[Ruth 1:16] And Ruth said, Intreat me not to leave thee, or to return from following after thee: for whither thou goest, I will go; and where thou lodgest, I will lodge: thy people shall be my people, and thy God my God:
The word for to entreat also means misfortune or plague. Ruth is telling Naomi not to attempt to turn her away by enumerating her misfortunes to her, that she is determined to become a convert, no matter what the circumstances. Ruth’s life we read at the holiday of Shavuot. She was a Moabite princess who had been married to a Jewish man.
Ruth signified her decision to go or walk with Naomi, side by side sharing life together.
Lodge on the way, enjoying her friendship and to help Naomi in her search for a new security.
Your people, my people leaving her own people and native land and bind herself to Naomi’s people.
Your G-d, my G-d ready to make an absolute commitment to the G-d Naomi had taught her to love. Ruth is one of numerous other people in the Scriptures who declared her loyalty to Yahweh across cultural and religious lines.
There must have been something very beautiful in Naomi’s life thus to win the devotion and love of Ruth, first to herself and then to her G-d’ and it has bee well to keep her name, which means Pleasant, instead of substituting her suggestion of Mara.

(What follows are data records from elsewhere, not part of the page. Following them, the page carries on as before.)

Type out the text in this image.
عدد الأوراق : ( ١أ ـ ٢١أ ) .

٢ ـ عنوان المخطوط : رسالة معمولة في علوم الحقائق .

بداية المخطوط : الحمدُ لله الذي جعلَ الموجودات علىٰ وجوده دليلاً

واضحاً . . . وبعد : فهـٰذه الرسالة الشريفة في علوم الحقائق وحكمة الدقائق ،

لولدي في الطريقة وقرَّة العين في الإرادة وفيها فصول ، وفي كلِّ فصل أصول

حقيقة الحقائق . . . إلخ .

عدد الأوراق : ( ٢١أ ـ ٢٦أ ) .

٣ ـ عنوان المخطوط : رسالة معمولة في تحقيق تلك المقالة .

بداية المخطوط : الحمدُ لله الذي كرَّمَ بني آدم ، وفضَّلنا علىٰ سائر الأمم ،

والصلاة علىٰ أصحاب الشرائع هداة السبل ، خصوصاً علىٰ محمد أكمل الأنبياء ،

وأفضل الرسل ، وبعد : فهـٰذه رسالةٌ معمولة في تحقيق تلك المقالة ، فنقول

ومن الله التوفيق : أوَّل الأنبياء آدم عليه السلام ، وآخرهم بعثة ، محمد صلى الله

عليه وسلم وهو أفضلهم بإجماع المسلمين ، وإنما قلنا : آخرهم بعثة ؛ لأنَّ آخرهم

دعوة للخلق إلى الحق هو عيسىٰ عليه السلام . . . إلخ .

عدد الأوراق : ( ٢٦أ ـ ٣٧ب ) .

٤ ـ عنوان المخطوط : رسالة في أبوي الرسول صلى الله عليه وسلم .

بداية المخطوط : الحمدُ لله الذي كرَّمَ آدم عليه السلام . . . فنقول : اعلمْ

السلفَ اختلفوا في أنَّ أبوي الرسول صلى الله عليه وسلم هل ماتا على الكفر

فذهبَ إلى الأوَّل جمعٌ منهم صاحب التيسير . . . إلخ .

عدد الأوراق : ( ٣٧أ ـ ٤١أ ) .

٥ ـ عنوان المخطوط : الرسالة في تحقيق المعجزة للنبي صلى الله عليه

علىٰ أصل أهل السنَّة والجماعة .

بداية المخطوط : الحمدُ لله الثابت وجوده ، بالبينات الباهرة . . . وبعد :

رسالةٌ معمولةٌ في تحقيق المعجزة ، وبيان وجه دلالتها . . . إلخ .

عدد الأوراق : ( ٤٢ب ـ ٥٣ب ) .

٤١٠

Can this be Naomi? In the past she wore a cloak of fine wool, and now she is clothed in rags, and before her countenance was ruddy from abundance of food and drink, and now it is sickly from hunger. Naomi and Ruth were not in the best of positions. Naomi’s husband had lost his fortune in Moab, and she was nearly penniless except for some family land.
All the city was moved about them, the present condition of Naomi, a forlorn and desolate widow, presented so painful a contrast to the flourishing state of prosperity and domestic bliss in which she had been at her departure. Naomi asks that she not be called by a name reflecting “pleasantness,” but one that embodies her condition and attitude, Mara, which means bitterness. She stressed her bitterness of soul by using the Hebrew word for bitter three times. It is a very human form of anger, a complaint that life is not fair and is found often throughout the OT.
Naomi complained that Yahweh had dealt harshly with her. This expression is a translation of a Hebrew verb that means basically to answer. When the answer is harsh, the meaning may be to afflict. So when she cried to the L-rd for an answer at the time of the death of her husband, Yahweh answered her with the death of her two sons. Behind her complaints, would be the faith that Yahweh does not despise or abhor the affliction of the afflicted (Ps. 22:24). She also blamed G-d for bringing calamity on her. Completely wrapped up in her own suffering, she did not even mention her Moabite daughter-in-law. G-d’s answer to her cries was in the Moabite woman who had clung to her and sworn to walk by her side on her return to Bethlehem. Ruth would cause “Mara the bitter one” to become Naomi the lovely one again. Ruth would fill the void of emptiness in Naomi’s heart with fullness, embody G-d’s grace instead of harshness, and bring blessing in place of calamity and change her mourning into dancing (Ps. 30:11).
On the day that Naomi and Ruth arrived in Bethlehem was the very day that all the neighboring townspeople gathered together to celebrate the reaping of the Omer, a measure of barley that would be offered up as a sacrifice on the second day of Passover. The wife of Boaz died on that day, and all Israel assembled to pay their respects, and just then, Ruth entered with Naomi. The later rain (Deut. 11:14) had fallen in November, and the barley and wheat crops had been planted. The beginning of the barley harvest, which followed the Festival of Unleavened Bread in March or April, was now at hand.